5.2.1. Naive implementation
Let us first ignore this complication and implement the equation naively. We will add a flag advection_in_partial_integration to choose between both different weak forms of the advection term:
from pyoomph import *
from pyoomph.expressions import *
class ConvectionDiffusionEquation(Equations):
def __init__(self,u,D,advection_in_partial_integration,space="C2"):
super(ConvectionDiffusionEquation, self).__init__()
self.u=u # advection velocity
self.D=D # diffusivity
self.space=space # space of the field c
self.advection_in_partial_integration=advection_in_partial_integration # Which weak form to use
def define_fields(self):
self.define_scalar_field("c",self.space) # The scalar field to advect
def define_residuals(self):
c,phi=var_and_test("c")
# Advection either intergrated by parts or not
advection=-weak(self.u*c,grad(phi)) if self.advection_in_partial_integration else weak(div(self.u*c),phi)
# TPZ or MPT time stepping can be of advantage compared to BDF2
self.add_residual(time_scheme("TPZ",weak(partial_t(c),phi)+advection+weak(self.D*grad(c),grad(phi))))
Depending on the value of advection_in_partial_integration, we either use (5.3) or (5.4) for the weak form. Furthermore, we changed the time stepping from the default "BDF2" to "TPZ", which can be of advantage (cf. Section 3.6.3 for time stepping methods).
As a problem class, we use bump which is swirled around by one period. When the diffusivity is low, we expect the bump to be only slightly smaller in amplitude and only slightly coarser due to diffusion. The problem class hence reads:
class ConvectionDiffusionProblem(Problem):
def __init__(self):
super(ConvectionDiffusionProblem, self).__init__()
self.u=2*pi*vector([-var("coordinate_y"),var("coordinate_x")]) # Circular flow, one rotation at t=1
self.D=0.001 # diffusivity
self.L=1 # size of the mesh
self.N=4 # number of elements of the coarsest mesh in each direction
self.max_refinement_level=5 # max refinement level
self.advection_in_partial_integration=False # which weak form to choose
def define_problem(self):
self.add_mesh(RectangularQuadMesh(lower_left=-self.L/2,size=self.L,N=self.N))
eqs=ConvectionDiffusionEquation(self.u,self.D,self.advection_in_partial_integration)
eqs+=MeshFileOutput() # output
# use a bump as initial condition
bump_pos=vector([-self.L/5,0]) # center pos of the bump
bump_width=0.005*self.L # width of the bump
bump_amplitude=1 # amplitude of the bump
xdiff=var("coordinate")-bump_pos # difference between coordinate and bump center
bump=bump_amplitude*exp(-dot(xdiff,xdiff)/bump_width) # Gaussian bump
eqs+=InitialCondition(c=bump)
# Set the boundaries to 0
for b in ["top","left","right","bottom"]:
eqs+=DirichletBC(c=0)@b
# Errors: We evaluate the jumps in the gradients of c at the element boundaries, i.e. when crossing to the next element
# this is not only done at the current time step, but also on the previous one
error_fluxes=[grad(var("c")),evaluate_in_past(grad(var("c")))]

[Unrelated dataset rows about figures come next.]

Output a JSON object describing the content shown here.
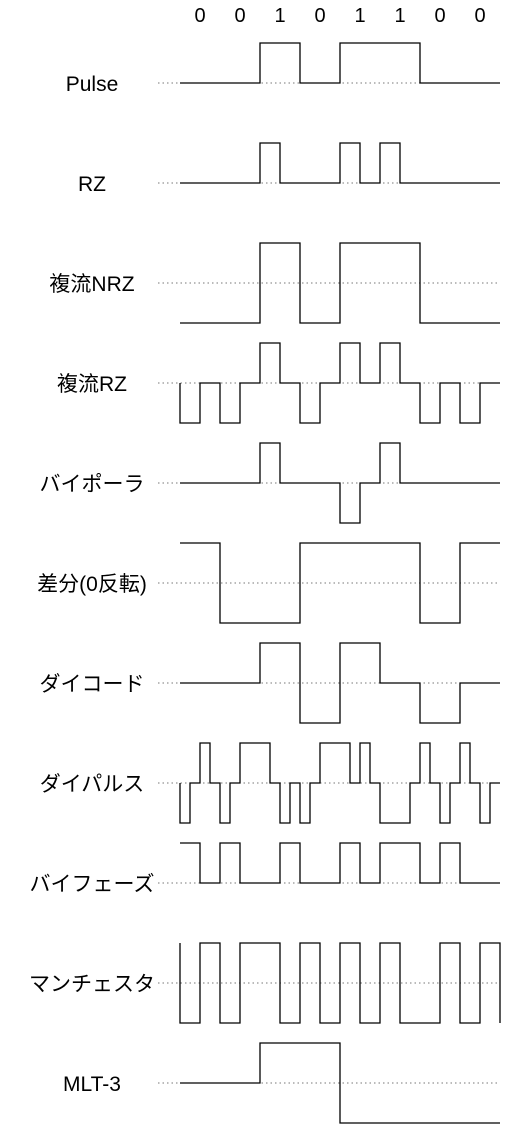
{
  "bits": [
    "0",
    "0",
    "1",
    "0",
    "1",
    "1",
    "0",
    "0"
  ],
  "rows": [
    {
      "label": "Pulse",
      "kind": "unipolar",
      "segments": [
        [
          0,
          0
        ],
        [
          2,
          1
        ],
        [
          3,
          0
        ],
        [
          4,
          1
        ],
        [
          6,
          0
        ],
        [
          8,
          0
        ]
      ]
    },
    {
      "label": "RZ",
      "kind": "unipolar",
      "segments": [
        [
          0,
          0
        ],
        [
          2,
          1
        ],
        [
          2.5,
          0
        ],
        [
          4,
          1
        ],
        [
          4.5,
          0
        ],
        [
          5,
          1
        ],
        [
          5.5,
          0
        ],
        [
          8,
          0
        ]
      ]
    },
    {
      "label": "複流NRZ",
      "kind": "bipolar",
      "segments": [
        [
          0,
          -1
        ],
        [
          2,
          1
        ],
        [
          3,
          -1
        ],
        [
          4,
          1
        ],
        [
          6,
          -1
        ],
        [
          8,
          -1
        ]
      ]
    },
    {
      "label": "複流RZ",
      "kind": "bipolar",
      "segments": [
        [
          0,
          0
        ],
        [
          0,
          -1
        ],
        [
          0.5,
          0
        ],
        [
          1,
          -1
        ],
        [
          1.5,
          0
        ],
        [
          2,
          1
        ],
        [
          2.5,
          0
        ],
        [
          3,
          -1
        ],
        [
          3.5,
          0
        ],
        [
          4,
          1
        ],
        [
          4.5,
          0
        ],
        [
          5,
          1
        ],
        [
          5.5,
          0
        ],
        [
          6,
          -1
        ],
        [
          6.5,
          0
        ],
        [
          7,
          -1
        ],
        [
          7.5,
          0
        ],
        [
          8,
          0
        ]
      ]
    },
    {
      "label": "バイポーラ",
      "kind": "bipolar",
      "segments": [
        [
          0,
          0
        ],
        [
          2,
          1
        ],
        [
          2.5,
          0
        ],
        [
          4,
          -1
        ],
        [
          4.5,
          0
        ],
        [
          5,
          1
        ],
        [
          5.5,
          0
        ],
        [
          8,
          0
        ]
      ]
    },
    {
      "label": "差分(0反転)",
      "kind": "bipolar",
      "segments": [
        [
          0,
          1
        ],
        [
          1,
          -1
        ],
        [
          3,
          1
        ],
        [
          6,
          -1
        ],
        [
          7,
          1
        ],
        [
          8,
          1
        ]
      ]
    },
    {
      "label": "ダイコード",
      "kind": "bipolar",
      "segments": [
        [
          0,
          0
        ],
        [
          2,
          1
        ],
        [
          3,
          -1
        ],
        [
          4,
          1
        ],
        [
          5,
          0
        ],
        [
          6,
          -1
        ],
        [
          7,
          0
        ],
        [
          8,
          0
        ]
      ]
    },
    {
      "label": "ダイパルス",
      "kind": "bipolar",
      "segments": [
        [
          0,
          0
        ],
        [
          0,
          -1
        ],
        [
          0.25,
          0
        ],
        [
          0.5,
          1
        ],
        [
          0.75,
          0
        ],
        [
          1,
          -1
        ],
        [
          1.25,
          0
        ],
        [
          1.5,
          1
        ],
        [
          1.75,
          1
        ],
        [
          2,
          1
        ],
        [
          2.25,
          0
        ],
        [
          2.5,
          -1
        ],
        [
          2.75,
          0
        ],
        [
          3,
          -1
        ],
        [
          3.25,
          0
        ],
        [
          3.5,
          1
        ],
        [
          3.75,
          1
        ],
        [
          4,
          1
        ],
        [
          4.25,
          0
        ],
        [
          4.5,
          1
        ],
        [
          4.75,
          0
        ],
        [
          5,
          -1
        ],
        [
          5.25,
          -1
        ],
        [
          5.5,
          -1
        ],
        [
          5.75,
          0
        ],
        [
          6,
          1
        ],
        [
          6.25,
          0
        ],
        [
          6.5,
          -1
        ],
        [
          6.75,
          0
        ],
        [
          7,
          1
        ],
        [
          7.25,
          0
        ],
        [
          7.5,
          -1
        ],
        [
          7.75,
          0
        ],
        [
          8,
          0
        ]
      ]
    },
    {
      "label": "バイフェーズ",
      "kind": "unipolar",
      "segments": [
        [
          0,
          1
        ],
        [
          0.5,
          0
        ],
        [
          1,
          1
        ],
        [
          1.5,
          0
        ],
        [
          2,
          0
        ],
        [
          2.5,
          1
        ],
        [
          3,
          0
        ],
        [
          3.5,
          0
        ],
        [
          4,
          1
        ],
        [
          4.5,
          0
        ],
        [
          5,
          1
        ],
        [
          5.5,
          1
        ],
        [
          6,
          0
        ],
        [
          6.5,
          1
        ],
        [
          7,
          0
        ],
        [
          7.5,
          0
        ],
        [
          8,
          0
        ]
      ]
    },
    {
      "label": "マンチェスタ",
      "kind": "bipolar",
      "segments": [
        [
          0,
          1
        ],
        [
          0,
          -1
        ],
        [
          0.5,
          1
        ],
        [
          1,
          -1
        ],
        [
          1.5,
          1
        ],
        [
          2,
          1
        ],
        [
          2.5,
          -1
        ],
        [
          3,
          1
        ],
        [
          3.5,
          -1
        ],
        [
          4,
          1
        ],
        [
          4.5,
          -1
        ],
        [
          5,
          1
        ],
        [
          5.5,
          -1
        ],
        [
          6,
          -1
        ],
        [
          6.5,
          1
        ],
        [
          7,
          -1
        ],
        [
          7.5,
          1
        ],
        [
          8,
          -1
        ]
      ]
    },
    {
      "label": "MLT-3",
      "kind": "bipolar",
      "segments": [
        [
          0,
          0
        ],
        [
          2,
          1
        ],
        [
          4,
          -1
        ],
        [
          5,
          -1
        ],
        [
          8,
          -1
        ]
      ]
    }
  ]
}
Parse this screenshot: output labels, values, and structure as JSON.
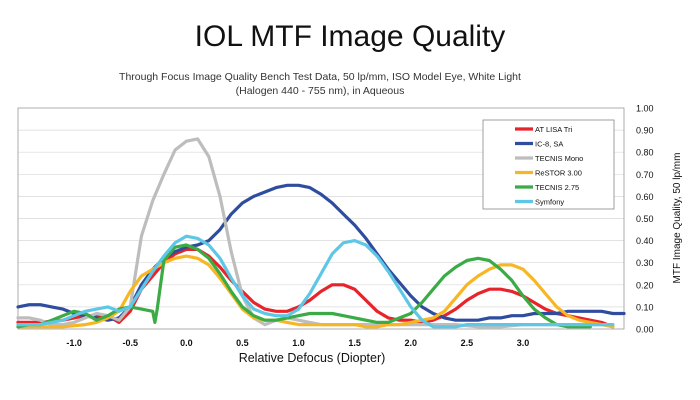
{
  "chart_data": {
    "type": "line",
    "title": "IOL MTF Image Quality",
    "subtitle": "Through Focus Image Quality Bench Test Data, 50 lp/mm, ISO Model Eye, White Light (Halogen 440 - 755 nm), in Aqueous",
    "xlabel": "Relative Defocus (Diopter)",
    "ylabel": "MTF Image Quality, 50 lp/mm",
    "xlim": [
      -1.5,
      3.9
    ],
    "ylim": [
      0,
      1.0
    ],
    "x_ticks": [
      "-1.0",
      "-0.5",
      "0.0",
      "0.5",
      "1.0",
      "1.5",
      "2.0",
      "2.5",
      "3.0"
    ],
    "y_ticks": [
      "0.00",
      "0.10",
      "0.20",
      "0.30",
      "0.40",
      "0.50",
      "0.60",
      "0.70",
      "0.80",
      "0.90",
      "1.00"
    ],
    "grid": true,
    "legend_position": "top-right",
    "series": [
      {
        "name": "AT LISA Tri",
        "color": "#e8232a",
        "x": [
          -1.5,
          -1.3,
          -1.1,
          -0.9,
          -0.7,
          -0.6,
          -0.5,
          -0.4,
          -0.3,
          -0.2,
          -0.1,
          0.0,
          0.1,
          0.2,
          0.3,
          0.4,
          0.5,
          0.6,
          0.7,
          0.8,
          0.9,
          1.0,
          1.1,
          1.2,
          1.3,
          1.4,
          1.5,
          1.6,
          1.7,
          1.8,
          1.9,
          2.0,
          2.1,
          2.2,
          2.3,
          2.4,
          2.5,
          2.6,
          2.7,
          2.8,
          2.9,
          3.0,
          3.1,
          3.2,
          3.3,
          3.4,
          3.5,
          3.6,
          3.7,
          3.8
        ],
        "y": [
          0.03,
          0.03,
          0.04,
          0.06,
          0.06,
          0.03,
          0.08,
          0.18,
          0.24,
          0.3,
          0.34,
          0.36,
          0.36,
          0.33,
          0.28,
          0.22,
          0.17,
          0.12,
          0.09,
          0.08,
          0.08,
          0.1,
          0.13,
          0.17,
          0.2,
          0.2,
          0.18,
          0.13,
          0.08,
          0.05,
          0.04,
          0.04,
          0.03,
          0.04,
          0.06,
          0.09,
          0.13,
          0.16,
          0.18,
          0.18,
          0.17,
          0.15,
          0.12,
          0.09,
          0.07,
          0.06,
          0.05,
          0.04,
          0.03,
          0.01
        ]
      },
      {
        "name": "IC-8, SA",
        "color": "#2f4d9e",
        "x": [
          -1.5,
          -1.4,
          -1.3,
          -1.2,
          -1.1,
          -1.0,
          -0.9,
          -0.8,
          -0.7,
          -0.6,
          -0.5,
          -0.4,
          -0.3,
          -0.2,
          -0.1,
          0.0,
          0.1,
          0.2,
          0.3,
          0.4,
          0.5,
          0.6,
          0.7,
          0.8,
          0.9,
          1.0,
          1.1,
          1.2,
          1.3,
          1.4,
          1.5,
          1.6,
          1.7,
          1.8,
          1.9,
          2.0,
          2.1,
          2.2,
          2.3,
          2.4,
          2.5,
          2.6,
          2.7,
          2.8,
          2.9,
          3.0,
          3.1,
          3.2,
          3.3,
          3.4,
          3.5,
          3.6,
          3.7,
          3.8,
          3.9
        ],
        "y": [
          0.1,
          0.11,
          0.11,
          0.1,
          0.09,
          0.07,
          0.06,
          0.05,
          0.04,
          0.05,
          0.1,
          0.2,
          0.27,
          0.32,
          0.35,
          0.37,
          0.38,
          0.4,
          0.45,
          0.52,
          0.57,
          0.6,
          0.62,
          0.64,
          0.65,
          0.65,
          0.64,
          0.61,
          0.57,
          0.52,
          0.47,
          0.41,
          0.34,
          0.27,
          0.21,
          0.15,
          0.1,
          0.07,
          0.05,
          0.04,
          0.04,
          0.04,
          0.05,
          0.05,
          0.06,
          0.06,
          0.07,
          0.07,
          0.07,
          0.08,
          0.08,
          0.08,
          0.08,
          0.07,
          0.07
        ]
      },
      {
        "name": "TECNIS Mono",
        "color": "#bdbdbd",
        "x": [
          -1.5,
          -1.4,
          -1.3,
          -1.2,
          -1.1,
          -1.0,
          -0.9,
          -0.8,
          -0.7,
          -0.6,
          -0.5,
          -0.4,
          -0.3,
          -0.2,
          -0.1,
          0.0,
          0.1,
          0.2,
          0.3,
          0.4,
          0.5,
          0.6,
          0.7,
          0.8,
          0.9,
          1.0,
          1.1,
          1.2,
          1.3,
          1.4,
          1.5,
          1.6,
          1.7,
          1.8,
          1.9,
          2.0,
          2.2,
          2.4,
          2.6,
          2.8,
          3.0,
          3.2,
          3.4,
          3.6,
          3.8
        ],
        "y": [
          0.05,
          0.05,
          0.04,
          0.02,
          0.02,
          0.03,
          0.05,
          0.07,
          0.06,
          0.04,
          0.1,
          0.42,
          0.58,
          0.7,
          0.81,
          0.85,
          0.86,
          0.78,
          0.6,
          0.35,
          0.15,
          0.05,
          0.02,
          0.04,
          0.05,
          0.04,
          0.03,
          0.02,
          0.02,
          0.02,
          0.02,
          0.02,
          0.02,
          0.02,
          0.02,
          0.02,
          0.02,
          0.02,
          0.01,
          0.01,
          0.02,
          0.02,
          0.02,
          0.02,
          0.02
        ]
      },
      {
        "name": "ReSTOR 3.00",
        "color": "#f7b724",
        "x": [
          -1.5,
          -1.3,
          -1.1,
          -0.9,
          -0.8,
          -0.7,
          -0.6,
          -0.5,
          -0.4,
          -0.3,
          -0.2,
          -0.1,
          0.0,
          0.1,
          0.2,
          0.3,
          0.4,
          0.5,
          0.6,
          0.7,
          0.8,
          0.9,
          1.0,
          1.1,
          1.2,
          1.3,
          1.4,
          1.5,
          1.6,
          1.7,
          1.8,
          1.9,
          2.0,
          2.1,
          2.2,
          2.3,
          2.4,
          2.5,
          2.6,
          2.7,
          2.8,
          2.9,
          3.0,
          3.1,
          3.2,
          3.3,
          3.4,
          3.5,
          3.6,
          3.7,
          3.8
        ],
        "y": [
          0.01,
          0.01,
          0.01,
          0.02,
          0.03,
          0.05,
          0.08,
          0.17,
          0.24,
          0.27,
          0.3,
          0.32,
          0.33,
          0.32,
          0.29,
          0.23,
          0.16,
          0.09,
          0.05,
          0.04,
          0.04,
          0.03,
          0.02,
          0.02,
          0.02,
          0.02,
          0.02,
          0.02,
          0.01,
          0.01,
          0.02,
          0.02,
          0.03,
          0.04,
          0.05,
          0.08,
          0.14,
          0.2,
          0.24,
          0.27,
          0.29,
          0.29,
          0.27,
          0.22,
          0.16,
          0.1,
          0.06,
          0.04,
          0.03,
          0.02,
          0.01
        ]
      },
      {
        "name": "TECNIS 2.75",
        "color": "#3aab45",
        "x": [
          -1.5,
          -1.4,
          -1.3,
          -1.2,
          -1.1,
          -1.0,
          -0.9,
          -0.8,
          -0.7,
          -0.6,
          -0.5,
          -0.4,
          -0.3,
          -0.28,
          -0.26,
          -0.2,
          -0.1,
          0.0,
          0.1,
          0.2,
          0.3,
          0.4,
          0.5,
          0.6,
          0.7,
          0.8,
          0.9,
          1.0,
          1.1,
          1.2,
          1.3,
          1.4,
          1.5,
          1.6,
          1.7,
          1.8,
          1.9,
          2.0,
          2.1,
          2.2,
          2.3,
          2.4,
          2.5,
          2.6,
          2.7,
          2.8,
          2.9,
          3.0,
          3.1,
          3.2,
          3.3,
          3.4,
          3.5,
          3.6
        ],
        "y": [
          0.01,
          0.02,
          0.02,
          0.04,
          0.06,
          0.08,
          0.07,
          0.04,
          0.06,
          0.09,
          0.1,
          0.09,
          0.08,
          0.03,
          0.09,
          0.31,
          0.37,
          0.38,
          0.36,
          0.32,
          0.25,
          0.17,
          0.1,
          0.06,
          0.04,
          0.04,
          0.05,
          0.06,
          0.07,
          0.07,
          0.07,
          0.06,
          0.05,
          0.04,
          0.03,
          0.03,
          0.05,
          0.07,
          0.12,
          0.18,
          0.24,
          0.28,
          0.31,
          0.32,
          0.31,
          0.27,
          0.22,
          0.15,
          0.09,
          0.05,
          0.02,
          0.01,
          0.01,
          0.01
        ]
      },
      {
        "name": "Symfony",
        "color": "#5ec7e6",
        "x": [
          -1.5,
          -1.4,
          -1.3,
          -1.2,
          -1.1,
          -1.0,
          -0.9,
          -0.8,
          -0.7,
          -0.6,
          -0.5,
          -0.4,
          -0.3,
          -0.2,
          -0.1,
          0.0,
          0.1,
          0.2,
          0.3,
          0.4,
          0.5,
          0.6,
          0.7,
          0.8,
          0.9,
          1.0,
          1.1,
          1.2,
          1.3,
          1.4,
          1.5,
          1.6,
          1.7,
          1.8,
          1.9,
          2.0,
          2.1,
          2.2,
          2.3,
          2.4,
          2.5,
          2.6,
          2.8,
          3.0,
          3.2,
          3.4,
          3.6,
          3.8
        ],
        "y": [
          0.02,
          0.02,
          0.02,
          0.03,
          0.04,
          0.06,
          0.08,
          0.09,
          0.1,
          0.08,
          0.1,
          0.18,
          0.26,
          0.33,
          0.39,
          0.42,
          0.41,
          0.38,
          0.32,
          0.23,
          0.15,
          0.09,
          0.07,
          0.06,
          0.06,
          0.09,
          0.16,
          0.25,
          0.34,
          0.39,
          0.4,
          0.38,
          0.33,
          0.26,
          0.18,
          0.1,
          0.04,
          0.01,
          0.01,
          0.01,
          0.02,
          0.02,
          0.02,
          0.02,
          0.02,
          0.02,
          0.02,
          0.02
        ]
      }
    ]
  }
}
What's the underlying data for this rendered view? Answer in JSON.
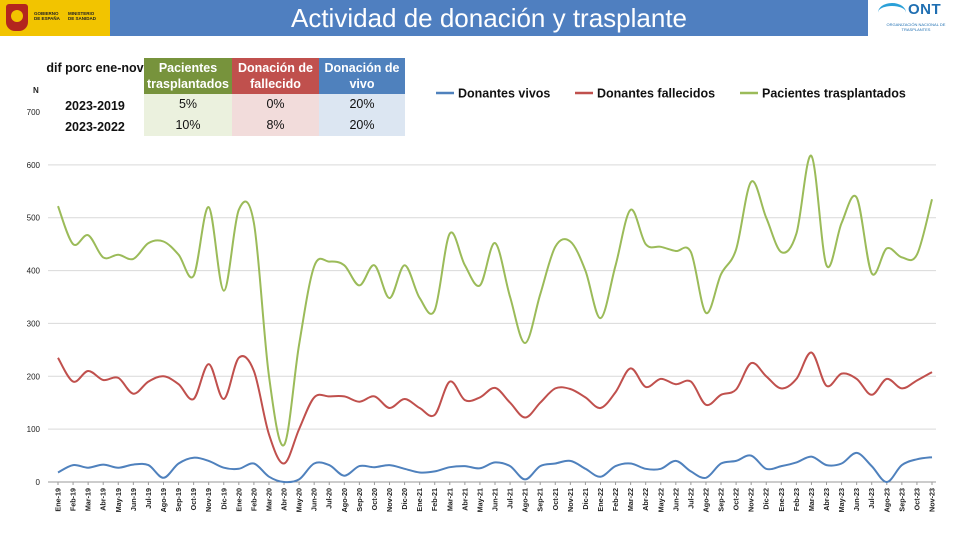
{
  "header": {
    "title": "Actividad de donación y trasplante",
    "logo_left": {
      "line1": "GOBIERNO",
      "line2": "DE ESPAÑA",
      "line3": "MINISTERIO",
      "line4": "DE SANIDAD"
    },
    "logo_right": {
      "name": "ONT",
      "sub": "ORGANIZACIÓN NACIONAL DE TRASPLANTES"
    }
  },
  "table": {
    "corner": "dif porc ene-nov",
    "headers": [
      "Pacientes trasplantados",
      "Donación de fallecido",
      "Donación de vivo"
    ],
    "header_colors": [
      "#77933c",
      "#c0504d",
      "#4f81bd"
    ],
    "cell_colors": [
      "#ebf1de",
      "#f2dcdb",
      "#dce6f2"
    ],
    "rows": [
      {
        "label": "2023-2019",
        "values": [
          "5%",
          "0%",
          "20%"
        ]
      },
      {
        "label": "2023-2022",
        "values": [
          "10%",
          "8%",
          "20%"
        ]
      }
    ]
  },
  "chart_data": {
    "type": "line",
    "ylabel": "N",
    "ylim": [
      0,
      700
    ],
    "yticks": [
      0,
      100,
      200,
      300,
      400,
      500,
      600,
      700
    ],
    "grid": true,
    "legend": "top-right",
    "categories": [
      "Ene-19",
      "Feb-19",
      "Mar-19",
      "Abr-19",
      "May-19",
      "Jun-19",
      "Jul-19",
      "Ago-19",
      "Sep-19",
      "Oct-19",
      "Nov-19",
      "Dic-19",
      "Ene-20",
      "Feb-20",
      "Mar-20",
      "Abr-20",
      "May-20",
      "Jun-20",
      "Jul-20",
      "Ago-20",
      "Sep-20",
      "Oct-20",
      "Nov-20",
      "Dic-20",
      "Ene-21",
      "Feb-21",
      "Mar-21",
      "Abr-21",
      "May-21",
      "Jun-21",
      "Jul-21",
      "Ago-21",
      "Sep-21",
      "Oct-21",
      "Nov-21",
      "Dic-21",
      "Ene-22",
      "Feb-22",
      "Mar-22",
      "Abr-22",
      "May-22",
      "Jun-22",
      "Jul-22",
      "Ago-22",
      "Sep-22",
      "Oct-22",
      "Nov-22",
      "Dic-22",
      "Ene-23",
      "Feb-23",
      "Mar-23",
      "Abr-23",
      "May-23",
      "Jun-23",
      "Jul-23",
      "Ago-23",
      "Sep-23",
      "Oct-23",
      "Nov-23"
    ],
    "series": [
      {
        "name": "Donantes vivos",
        "color": "#4f81bd",
        "values": [
          18,
          32,
          27,
          33,
          27,
          33,
          32,
          8,
          35,
          46,
          40,
          27,
          25,
          35,
          10,
          0,
          5,
          35,
          32,
          12,
          30,
          28,
          32,
          25,
          18,
          20,
          28,
          30,
          26,
          37,
          30,
          5,
          30,
          35,
          40,
          25,
          10,
          30,
          35,
          25,
          25,
          40,
          20,
          8,
          35,
          40,
          50,
          25,
          30,
          37,
          48,
          32,
          35,
          55,
          30,
          0,
          32,
          43,
          47
        ]
      },
      {
        "name": "Donantes fallecidos",
        "color": "#c0504d",
        "values": [
          235,
          190,
          210,
          193,
          197,
          167,
          190,
          200,
          185,
          157,
          223,
          157,
          235,
          210,
          90,
          35,
          100,
          160,
          162,
          162,
          152,
          162,
          140,
          157,
          140,
          127,
          190,
          155,
          160,
          178,
          150,
          122,
          150,
          177,
          176,
          160,
          140,
          170,
          215,
          180,
          195,
          185,
          190,
          146,
          165,
          175,
          225,
          200,
          177,
          195,
          245,
          182,
          205,
          195,
          165,
          195,
          177,
          192,
          208
        ]
      },
      {
        "name": "Pacientes trasplantados",
        "color": "#9bbb59",
        "values": [
          522,
          450,
          467,
          425,
          430,
          422,
          452,
          455,
          430,
          390,
          520,
          362,
          515,
          490,
          200,
          70,
          260,
          408,
          417,
          410,
          372,
          410,
          348,
          410,
          348,
          325,
          470,
          410,
          372,
          452,
          350,
          263,
          355,
          445,
          455,
          400,
          310,
          410,
          515,
          450,
          445,
          437,
          435,
          320,
          393,
          440,
          568,
          500,
          435,
          470,
          617,
          410,
          490,
          538,
          395,
          442,
          425,
          430,
          535
        ]
      }
    ]
  }
}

eqs+=SpatialErrorEstimator(*error_fluxes)
self.add_equations(eqs@"domain") # adding the equation
The most interesting thing here is that we can also define a SpatialErrorEstimator based on history values. Instead of passing keyword arguments, we can also pass positional arguments to the SpatialErrorEstimator. The error estimator requires gradients, but these can also be evaluated at previous time steps. This ensures that the wake remains finer resolved.
The run code is again simple:
if __name__=="__main__":
with ConvectionDiffusionProblem() as problem:
problem.advection_in_partial_integration=True # Can also set it to false
problem.D=0.0001 # diffusivity
problem.run(1,outstep=0.01,maxstep=0.0025,spatial_adapt=1,temporal_error=1)
Using outstep=0.01 in the run(), we will get 100 outputs, but due to maxstep=0.0025, we solve at least 4 times per output. spatial_adapt=1 will perform, as usual, one spatial adaption per solve, whereas temporal_error=1 just ensures that the time step gets reduced when it does not converge.
Results at different times are depicted in Fig. 5.4.
Fig. 5.4 Advecting a bump with low diffusivity.